In in first year, the business turned over $27,000 just from customers passing by and through word-of-mouth. Since then, the Depot Garden Cafe has continued to grow beyond the owners’ expectations, serving customers tea and scones from 10 am to 4 pm seven days a week.
As a result, the owners have decided to sell their property and business, placing it in on the market for sale as a going concern with Bayleys Hamilton, through an auction process on March 4.
The property for sale comprises a three-bedroom home built on 9600 sq m of freehold land incorporating the cafe, and a second building providing bathroom facilities and storage, Formerly a railway depot that had been shut down, the current owners bought it in the 1980s and ran a business on the site growing topiary hedging plants. They shut this business down before starting the Garden depot cafe in 2013.
Josh Smith with Bayleys Hamilton, who is marketing the property, says Depot Garden Cafe represents huge potential for further expansion.
“While it started as a hobby for the elderly owners, with no experience in running a café, it has grown exponentially in the past two years,” he says.
“The property is the last stop on the Hauraki Rail Trail – 14 km from Te Aroha – making it the last opportunity for weary cyclists to refresh while on the journey. It’s also on the main highway linking Waikato, Paeroa and the Coromandel Peninsula, which receives a high volume of passing traffic.
“There is huge untapped potential here,” Smith says. “Among the opportunities for a new owner to consider are expanding the current cafe to offer a larger selection of food and drinks, licensing the business and adding a restaurant and accommodation, or alternatively creating a commercial function venue catering to weddings, family gathering and other special occasions.

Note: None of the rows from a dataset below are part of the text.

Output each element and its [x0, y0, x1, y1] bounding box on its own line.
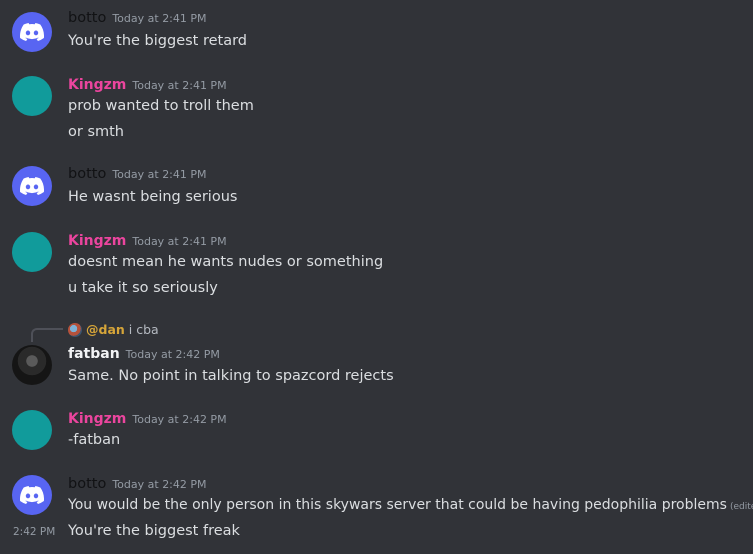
message-text: You're the biggest freak — [68, 523, 240, 539]
reply-text: i cba — [128, 322, 159, 337]
author-name[interactable]: Kingzm Today at 2:41 PM — [68, 233, 227, 249]
avatar[interactable] — [12, 475, 52, 515]
avatar[interactable] — [12, 232, 52, 272]
avatar[interactable] — [12, 345, 52, 385]
edited-label: (edited) — [729, 502, 753, 512]
message-text: Same. No point in talking to spazcord re… — [68, 368, 394, 384]
timestamp: Today at 2:42 PM — [125, 348, 220, 361]
message-text: or smth — [68, 124, 124, 140]
message-text: u take it so seriously — [68, 280, 218, 296]
avatar[interactable] — [12, 166, 52, 206]
reply-avatar — [68, 322, 82, 337]
timestamp: Today at 2:41 PM — [132, 79, 227, 92]
discord-logo-icon — [20, 177, 44, 195]
timestamp: Today at 2:41 PM — [132, 235, 227, 248]
message-text: doesnt mean he wants nudes or something — [68, 254, 384, 270]
timestamp: Today at 2:42 PM — [112, 478, 207, 491]
message-text: You're the biggest retard — [68, 33, 248, 49]
reply-connector — [31, 328, 63, 342]
author-name[interactable]: fatban Today at 2:42 PM — [68, 346, 220, 362]
discord-logo-icon — [20, 486, 44, 504]
avatar[interactable] — [12, 410, 52, 450]
message-text: He wasnt being serious — [68, 189, 238, 205]
avatar[interactable] — [12, 76, 52, 116]
message-text: prob wanted to troll them — [68, 98, 254, 114]
message-text: -fatban — [68, 432, 121, 448]
timestamp: Today at 2:41 PM — [112, 12, 207, 25]
author-name[interactable]: botto Today at 2:42 PM — [68, 476, 207, 492]
reply-author[interactable]: @dan — [86, 322, 125, 337]
discord-logo-icon — [20, 23, 44, 41]
hover-timestamp: 2:42 PM — [13, 526, 56, 538]
avatar[interactable] — [12, 12, 52, 52]
author-name[interactable]: botto Today at 2:41 PM — [68, 10, 207, 26]
author-name[interactable]: Kingzm Today at 2:41 PM — [68, 77, 227, 93]
timestamp: Today at 2:41 PM — [112, 168, 207, 181]
reply-reference[interactable]: @dan i cba — [68, 322, 159, 337]
timestamp: Today at 2:42 PM — [132, 413, 227, 426]
author-name[interactable]: Kingzm Today at 2:42 PM — [68, 411, 227, 427]
message-text: You would be the only person in this sky… — [68, 497, 753, 513]
author-name[interactable]: botto Today at 2:41 PM — [68, 166, 207, 182]
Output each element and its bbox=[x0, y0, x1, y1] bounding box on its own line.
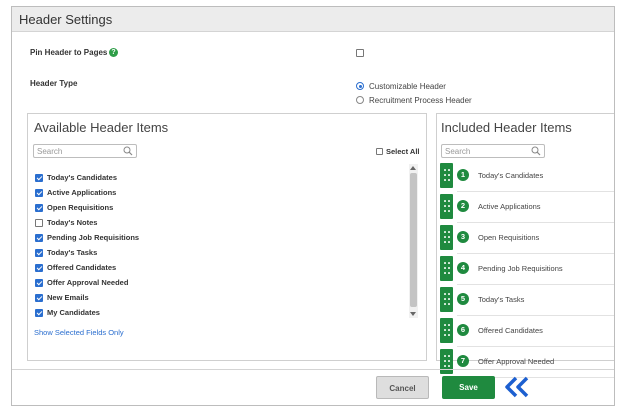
customizable-header-radio[interactable] bbox=[356, 82, 364, 90]
item-label: Today's Candidates bbox=[47, 173, 117, 182]
cancel-button[interactable]: Cancel bbox=[376, 376, 429, 399]
item-label: My Candidates bbox=[47, 308, 100, 317]
item-label: Today's Tasks bbox=[47, 248, 98, 257]
item-checkbox[interactable] bbox=[35, 173, 43, 182]
item-checkbox[interactable] bbox=[35, 263, 43, 272]
drag-handle-icon[interactable] bbox=[440, 256, 453, 281]
item-checkbox[interactable] bbox=[35, 293, 43, 302]
included-item-todays-tasks[interactable]: 5 Today's Tasks bbox=[440, 285, 614, 316]
dialog-titlebar: Header Settings bbox=[12, 7, 614, 32]
recruitment-process-header-radio[interactable] bbox=[356, 96, 364, 104]
included-header-items-panel: Included Header Items Search 1 Today's C… bbox=[436, 113, 614, 378]
item-label: Today's Notes bbox=[47, 218, 98, 227]
item-checkbox[interactable] bbox=[35, 218, 43, 227]
drag-handle-icon[interactable] bbox=[440, 194, 453, 219]
search-icon[interactable] bbox=[123, 146, 133, 156]
item-checkbox[interactable] bbox=[35, 188, 43, 197]
item-checkbox[interactable] bbox=[35, 233, 43, 242]
included-item-todays-candidates[interactable]: 1 Today's Candidates bbox=[440, 161, 614, 192]
pin-header-checkbox[interactable] bbox=[356, 49, 364, 57]
available-item-pending-job-requisitions[interactable]: Pending Job Requisitions bbox=[35, 230, 139, 245]
available-item-offered-candidates[interactable]: Offered Candidates bbox=[35, 260, 139, 275]
drag-handle-icon[interactable] bbox=[440, 287, 453, 312]
item-label: Active Applications bbox=[47, 188, 117, 197]
header-settings-dialog: Header Settings Pin Header to Pages ? He… bbox=[11, 6, 615, 406]
dialog-title: Header Settings bbox=[19, 12, 113, 27]
select-all-label: Select All bbox=[386, 147, 420, 156]
search-icon[interactable] bbox=[531, 146, 541, 156]
order-number-badge: 2 bbox=[457, 200, 469, 212]
item-label: Offered Candidates bbox=[47, 263, 117, 272]
included-item-offer-approval-needed[interactable]: 7 Offer Approval Needed bbox=[440, 347, 614, 378]
item-label: New Emails bbox=[47, 293, 89, 302]
order-number-badge: 7 bbox=[457, 355, 469, 367]
available-header-items-panel: Available Header Items Search Select All… bbox=[27, 113, 427, 361]
included-item-label: Pending Job Requisitions bbox=[478, 264, 563, 273]
save-button[interactable]: Save bbox=[442, 376, 495, 399]
included-item-offered-candidates[interactable]: 6 Offered Candidates bbox=[440, 316, 614, 347]
included-item-pending-job-requisitions[interactable]: 4 Pending Job Requisitions bbox=[440, 254, 614, 285]
scroll-down-arrow-icon[interactable] bbox=[410, 312, 416, 316]
available-list-scrollbar[interactable] bbox=[409, 164, 418, 318]
available-item-open-requisitions[interactable]: Open Requisitions bbox=[35, 200, 139, 215]
drag-handle-icon[interactable] bbox=[440, 225, 453, 250]
included-item-label: Active Applications bbox=[478, 202, 541, 211]
available-item-new-emails[interactable]: New Emails bbox=[35, 290, 139, 305]
select-all-checkbox[interactable] bbox=[376, 148, 383, 155]
drag-handle-icon[interactable] bbox=[440, 349, 453, 374]
included-item-label: Offer Approval Needed bbox=[478, 357, 555, 366]
order-number-badge: 4 bbox=[457, 262, 469, 274]
available-item-todays-tasks[interactable]: Today's Tasks bbox=[35, 245, 139, 260]
drag-handle-icon[interactable] bbox=[440, 318, 453, 343]
item-checkbox[interactable] bbox=[35, 308, 43, 317]
available-panel-title: Available Header Items bbox=[34, 120, 169, 135]
included-search-input[interactable]: Search bbox=[441, 144, 545, 158]
customizable-header-label: Customizable Header bbox=[369, 82, 446, 91]
item-label: Pending Job Requisitions bbox=[47, 233, 140, 242]
order-number-badge: 3 bbox=[457, 231, 469, 243]
included-item-label: Today's Candidates bbox=[478, 171, 544, 180]
included-panel-title: Included Header Items bbox=[441, 120, 572, 135]
order-number-badge: 6 bbox=[457, 324, 469, 336]
available-item-todays-candidates[interactable]: Today's Candidates bbox=[35, 170, 139, 185]
footer-divider bbox=[12, 369, 614, 370]
item-checkbox[interactable] bbox=[35, 203, 43, 212]
header-type-label: Header Type bbox=[30, 79, 78, 88]
included-search-placeholder: Search bbox=[445, 147, 471, 156]
help-icon[interactable]: ? bbox=[109, 48, 118, 57]
available-item-active-applications[interactable]: Active Applications bbox=[35, 185, 139, 200]
item-checkbox[interactable] bbox=[35, 278, 43, 287]
included-item-label: Today's Tasks bbox=[478, 295, 525, 304]
included-item-open-requisitions[interactable]: 3 Open Requisitions bbox=[440, 223, 614, 254]
included-item-active-applications[interactable]: 2 Active Applications bbox=[440, 192, 614, 223]
available-item-offer-approval-needed[interactable]: Offer Approval Needed bbox=[35, 275, 139, 290]
available-search-input[interactable]: Search bbox=[33, 144, 137, 158]
drag-handle-icon[interactable] bbox=[440, 163, 453, 188]
scrollbar-thumb[interactable] bbox=[410, 173, 417, 307]
item-label: Offer Approval Needed bbox=[47, 278, 129, 287]
included-items-list: 1 Today's Candidates 2 Active Applicatio… bbox=[440, 161, 614, 378]
double-chevron-left-icon bbox=[505, 376, 529, 398]
included-item-label: Open Requisitions bbox=[478, 233, 540, 242]
show-selected-fields-link[interactable]: Show Selected Fields Only bbox=[34, 328, 124, 337]
available-item-todays-notes[interactable]: Today's Notes bbox=[35, 215, 139, 230]
item-label: Open Requisitions bbox=[47, 203, 114, 212]
order-number-badge: 1 bbox=[457, 169, 469, 181]
available-item-my-candidates[interactable]: My Candidates bbox=[35, 305, 139, 320]
available-items-list: Today's Candidates Active Applications O… bbox=[35, 170, 139, 320]
scroll-up-arrow-icon[interactable] bbox=[410, 166, 416, 170]
pin-header-label: Pin Header to Pages bbox=[30, 48, 108, 57]
included-item-label: Offered Candidates bbox=[478, 326, 543, 335]
order-number-badge: 5 bbox=[457, 293, 469, 305]
item-checkbox[interactable] bbox=[35, 248, 43, 257]
recruitment-process-header-label: Recruitment Process Header bbox=[369, 96, 472, 105]
available-search-placeholder: Search bbox=[37, 147, 63, 156]
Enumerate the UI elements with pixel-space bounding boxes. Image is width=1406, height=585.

Guests at outdoor tables in the Garden Depot Cafe in Tirohia near Thames.
Smith says the home included in the sale is the original Turua School house that was relocated to the site and has been preserved to a high standard.

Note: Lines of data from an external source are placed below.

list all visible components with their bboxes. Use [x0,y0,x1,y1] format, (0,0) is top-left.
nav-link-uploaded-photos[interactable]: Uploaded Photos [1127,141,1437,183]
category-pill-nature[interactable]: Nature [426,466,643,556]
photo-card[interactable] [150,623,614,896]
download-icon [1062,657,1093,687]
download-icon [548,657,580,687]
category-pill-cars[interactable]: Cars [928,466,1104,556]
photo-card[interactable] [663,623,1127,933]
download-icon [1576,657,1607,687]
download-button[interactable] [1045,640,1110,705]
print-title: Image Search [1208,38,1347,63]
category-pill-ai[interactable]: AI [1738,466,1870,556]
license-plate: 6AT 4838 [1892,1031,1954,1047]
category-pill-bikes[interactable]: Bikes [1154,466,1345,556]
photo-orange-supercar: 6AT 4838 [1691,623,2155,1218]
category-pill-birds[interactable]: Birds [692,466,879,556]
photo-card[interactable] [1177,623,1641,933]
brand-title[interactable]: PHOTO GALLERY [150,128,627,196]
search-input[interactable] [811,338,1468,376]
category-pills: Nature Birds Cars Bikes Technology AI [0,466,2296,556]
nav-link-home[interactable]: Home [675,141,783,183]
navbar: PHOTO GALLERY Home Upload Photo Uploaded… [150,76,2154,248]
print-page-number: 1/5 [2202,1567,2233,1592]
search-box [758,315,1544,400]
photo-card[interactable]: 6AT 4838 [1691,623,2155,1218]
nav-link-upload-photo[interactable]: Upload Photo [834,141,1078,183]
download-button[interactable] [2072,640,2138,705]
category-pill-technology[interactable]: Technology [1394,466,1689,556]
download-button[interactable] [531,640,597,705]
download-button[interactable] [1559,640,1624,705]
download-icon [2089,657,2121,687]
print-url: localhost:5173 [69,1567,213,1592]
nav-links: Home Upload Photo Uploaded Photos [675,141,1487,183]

“The character of the 150 sq m house has been retained and features native timber floors and a high stud ceiling. In addition to three bedrooms, it has a commercial kitchen for preparing the tea and scones leading to a seating area under a gazebo where customers can enjoy the grounds while having refreshments.
“The large topiary hedge garden is a focal point for the property, particularly for families. The hard work has been done – it only needs an annual trim to retain its current form,” Smith says.

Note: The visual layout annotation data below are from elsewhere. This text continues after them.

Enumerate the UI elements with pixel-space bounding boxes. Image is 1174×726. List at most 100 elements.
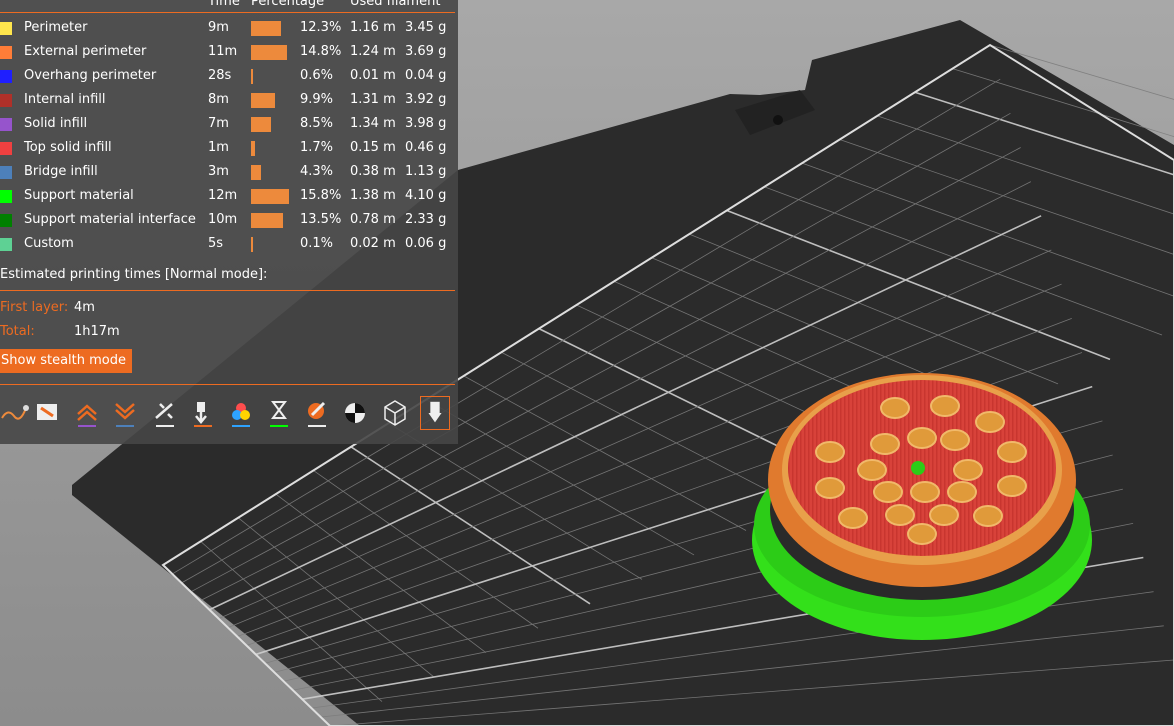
feature-length: 1.38 m — [350, 188, 396, 203]
color-swatch — [0, 22, 12, 35]
color-swatch — [0, 94, 12, 107]
center-of-gravity-icon[interactable] — [340, 396, 370, 430]
feature-label: Support material interface — [24, 212, 196, 227]
feature-length: 1.16 m — [350, 20, 396, 35]
feature-weight: 1.13 g — [405, 164, 447, 179]
legend-row[interactable]: Support material interface 10m 13.5% 0.78 m… — [0, 209, 458, 233]
toolbar-divider — [0, 384, 455, 385]
color-swatch — [0, 166, 12, 179]
color-swatch — [0, 46, 12, 59]
legend-row[interactable]: Perimeter 9m 12.3% 1.16 m 3.45 g — [0, 17, 458, 41]
feature-time: 10m — [208, 212, 238, 227]
tool-marker-icon[interactable] — [420, 396, 450, 430]
percentage-bar — [251, 141, 255, 156]
feature-weight: 0.06 g — [405, 236, 447, 251]
feature-percentage: 9.9% — [300, 92, 334, 107]
percentage-bar — [251, 45, 287, 60]
header-divider — [0, 12, 455, 13]
feature-time: 7m — [208, 116, 229, 131]
feature-time: 5s — [208, 236, 224, 251]
first-layer-label: First layer: — [0, 300, 69, 315]
legend-row[interactable]: Support material 12m 15.8% 1.38 m 4.10 g — [0, 185, 458, 209]
feature-weight: 3.69 g — [405, 44, 447, 59]
feature-length: 1.24 m — [350, 44, 396, 59]
feature-percentage: 8.5% — [300, 116, 334, 131]
feature-percentage: 0.6% — [300, 68, 334, 83]
legend-row[interactable]: Custom 5s 0.1% 0.02 m 0.06 g — [0, 233, 458, 257]
feature-weight: 3.98 g — [405, 116, 447, 131]
feature-label: Support material — [24, 188, 134, 203]
show-stealth-mode-button[interactable]: Show stealth mode — [0, 349, 132, 373]
feature-length: 1.31 m — [350, 92, 396, 107]
percentage-bar — [251, 237, 253, 252]
feature-label: Perimeter — [24, 20, 88, 35]
feature-weight: 2.33 g — [405, 212, 447, 227]
feature-weight: 3.92 g — [405, 92, 447, 107]
feature-length: 0.02 m — [350, 236, 396, 251]
tool-changes-icon[interactable] — [188, 396, 218, 430]
color-swatch — [0, 70, 12, 83]
legend-row[interactable]: Top solid infill 1m 1.7% 0.15 m 0.46 g — [0, 137, 458, 161]
feature-time: 9m — [208, 20, 229, 35]
feature-percentage: 1.7% — [300, 140, 334, 155]
view-options-toolbar — [0, 396, 458, 432]
feature-percentage: 12.3% — [300, 20, 342, 35]
header-percentage: Percentage — [251, 0, 325, 9]
feature-weight: 3.45 g — [405, 20, 447, 35]
percentage-bar — [251, 117, 271, 132]
deretractions-icon[interactable] — [110, 396, 140, 430]
legend-row[interactable]: Solid infill 7m 8.5% 1.34 m 3.98 g — [0, 113, 458, 137]
legend-row[interactable]: External perimeter 11m 14.8% 1.24 m 3.69 g — [0, 41, 458, 65]
feature-time: 28s — [208, 68, 232, 83]
feature-percentage: 14.8% — [300, 44, 342, 59]
feature-percentage: 0.1% — [300, 236, 334, 251]
feature-length: 0.78 m — [350, 212, 396, 227]
legend-row[interactable]: Internal infill 8m 9.9% 1.31 m 3.92 g — [0, 89, 458, 113]
color-changes-icon[interactable] — [226, 396, 256, 430]
shells-icon[interactable] — [380, 396, 410, 430]
total-value: 1h17m — [74, 324, 120, 339]
percentage-bar — [251, 69, 253, 84]
custom-gcodes-icon[interactable] — [302, 396, 332, 430]
pause-prints-icon[interactable] — [264, 396, 294, 430]
feature-weight: 4.10 g — [405, 188, 447, 203]
estimates-title: Estimated printing times [Normal mode]: — [0, 267, 268, 282]
percentage-bar — [251, 21, 281, 36]
percentage-bar — [251, 93, 275, 108]
feature-time: 11m — [208, 44, 238, 59]
legend-panel: Time Percentage Used filament Perimeter 9… — [0, 0, 458, 444]
total-label: Total: — [0, 324, 35, 339]
feature-label: Bridge infill — [24, 164, 98, 179]
color-swatch — [0, 214, 12, 227]
legend-row[interactable]: Bridge infill 3m 4.3% 0.38 m 1.13 g — [0, 161, 458, 185]
feature-length: 0.15 m — [350, 140, 396, 155]
color-swatch — [0, 190, 12, 203]
feature-length: 0.38 m — [350, 164, 396, 179]
percentage-bar — [251, 189, 289, 204]
estimates-divider — [0, 290, 455, 291]
feature-label: External perimeter — [24, 44, 147, 59]
feature-length: 1.34 m — [350, 116, 396, 131]
seams-icon[interactable] — [150, 396, 180, 430]
feature-label: Top solid infill — [24, 140, 112, 155]
color-swatch — [0, 142, 12, 155]
feature-time: 12m — [208, 188, 238, 203]
first-layer-value: 4m — [74, 300, 95, 315]
legend-row[interactable]: Overhang perimeter 28s 0.6% 0.01 m 0.04 g — [0, 65, 458, 89]
percentage-bar — [251, 213, 283, 228]
feature-weight: 0.46 g — [405, 140, 447, 155]
feature-time: 8m — [208, 92, 229, 107]
color-swatch — [0, 118, 12, 131]
header-used-filament: Used filament — [350, 0, 441, 9]
feature-weight: 0.04 g — [405, 68, 447, 83]
color-swatch — [0, 238, 12, 251]
feature-label: Solid infill — [24, 116, 88, 131]
feature-label: Internal infill — [24, 92, 106, 107]
retractions-icon[interactable] — [72, 396, 102, 430]
printed-model — [752, 373, 1092, 640]
percentage-bar — [251, 165, 261, 180]
travel-icon[interactable] — [0, 396, 30, 430]
feature-percentage: 4.3% — [300, 164, 334, 179]
wipe-icon[interactable] — [32, 396, 62, 430]
feature-length: 0.01 m — [350, 68, 396, 83]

Also on-site is the original 150 sq m railway depot building, which has a kitchen, bathroom, workshop and storage rooms along with twin and single garages. The large section has enough room for coaches to park and turn, and there is car parking for up to 20 vehicles.
“All the infrastructure is already in place for the business to grow with a proven market literally right outside the gate,” says Smith. “The railway building could also be expanded into a bigger cafe or accommodation facility to supplement the existing business,”
“This property would be ideally suited to a couple or family wanting to take over an established business with huge growth potential, while enjoying the flexible lifestyle of a combined home and business in a quiet, rural location.”
Smith quoted a recent report by the Government’s Ministry of Business, Innovation and Employment which noted the huge economic benefits cycle trails such as the Hauraki Rail Trail had delivered to provincial New Zealand.
It highlighted that respondents visiting the cycle trail regions “only or mainly because of the cycle trails” spent an average of between $131 and $176 per person per day – with 20 per cent of participating businesses involved with the routes indicating they had grown since the opening of thecycle trail in their region.
“More than a third of business survey participants indicated they had seen an increase in the number of customers served by their businesses, with flow‐on effects in business income and turnover and business expenditure, but also in profit.
“Corresponding with estimates of economic contribution made as a result of the Trail User survey, positive impact was most often seen by businesses around the Hauraki Rail Trail.”